Lucy sat down on the grass and Will joined her. It was warm and hardened through the summer sun. ‘Perhaps she thought that her religion could have cost her life here and so …’
‘Keeping quiet seemed safer,’ Will said quietly. ‘What an awful time.’
She reached out and put her hand on his knee as they sat cross-legged. What could she say? It was horrifying. Totally, unbelievably horrifying. ‘Poor Persephone. Poor Stefan. They did something good. And died as a result.’

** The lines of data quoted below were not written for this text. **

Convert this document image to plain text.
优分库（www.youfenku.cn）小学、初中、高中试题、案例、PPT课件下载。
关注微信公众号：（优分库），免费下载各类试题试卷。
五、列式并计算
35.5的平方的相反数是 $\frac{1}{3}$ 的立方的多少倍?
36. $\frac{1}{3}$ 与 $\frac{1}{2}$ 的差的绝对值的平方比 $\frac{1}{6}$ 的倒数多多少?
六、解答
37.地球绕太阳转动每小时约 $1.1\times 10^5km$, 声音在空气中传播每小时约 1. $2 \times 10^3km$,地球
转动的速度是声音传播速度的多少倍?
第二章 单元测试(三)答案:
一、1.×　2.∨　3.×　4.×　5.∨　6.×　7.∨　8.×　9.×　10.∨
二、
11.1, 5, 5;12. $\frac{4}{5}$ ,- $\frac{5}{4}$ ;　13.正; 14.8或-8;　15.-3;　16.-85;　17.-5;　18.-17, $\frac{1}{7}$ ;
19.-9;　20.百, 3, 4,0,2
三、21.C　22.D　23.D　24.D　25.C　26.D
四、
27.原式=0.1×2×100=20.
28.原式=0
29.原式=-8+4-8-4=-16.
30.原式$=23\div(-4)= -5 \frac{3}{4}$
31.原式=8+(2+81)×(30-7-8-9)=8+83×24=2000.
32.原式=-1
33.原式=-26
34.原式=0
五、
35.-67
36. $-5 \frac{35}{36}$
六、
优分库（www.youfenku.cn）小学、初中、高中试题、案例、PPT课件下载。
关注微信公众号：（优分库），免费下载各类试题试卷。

‘But they saved two lives,’ Will said.
Lucy nodded. ‘Without them, Jack and your grandmother wouldn’t have got off the island.’
‘And they’d not have fallen in love, got married and had my dad.’
‘And then you wouldn’t be here,’ Lucy said.
‘Yeah …’ Will said thoughtfully. He looked at her with a new intensity. Was he looking through her or at her as he processed it all?
Lucy flushed and slowly removed her hand from his knee, aware too late as to what she’d been doing. ‘It’s got really hot all of a sudden,’ she said. ‘Is it just me?’
‘It’s just you,’ he said.
Lucy looked at the graves in front of them. ‘So there’s not a body, I mean … for Persephone and I suppose the same goes for poor Stefan.’
‘And so no grave,’ Will said. ‘Hence the memorial window, I guess.’
But there was something else bothering Lucy. It would come to her in a second; she knew it. The clang of the church door sounded across the churchyard and the vicar issued them both a wave that they returned. They watched him go to his car, start the engine, drive away.
Will had become quiet, had found her hand in the grass and taken it in his own. ‘Oh,’ Lucy said without meaning to as she looked down. But her mind was processing a random assortment of facts and she couldn’t think about what it meant to have Will’s warm hand holding hers, as much as she knew she liked it.
Lucy had never really known Dido, had never even known Persephone had existed, let alone that she’d died in such tragic but heroic circumstances.
Persephone had died getting Will’s grandfather and grandmother off the island and to safety. And in doing so, whether intentionally or not, had sacrificed herself as part of it.
But there was something else nagging at her. Something the vicar had said … Dido had paid for the window to be installed to memorialise her sister and the man she’d loved. She had done it after the war. She had done it when she’d returned.
‘When she’d returned …’ Lucy muttered.
‘Pardon?’ Will asked, his gaze lifting from their hands, one on top of the other, to her.
‘The vicar said Dido organised to have the window installed when she returned. When she returned from where?’
Chapter 38
1943
The knock at the door was louder than usual, more forceful. Dido braced herself. So it was going to be tonight. That hateful old woman had sent the letter and the Germans were here for Lise and Persey. Well, Dido rallied, they wouldn’t find either of them here. Not tonight.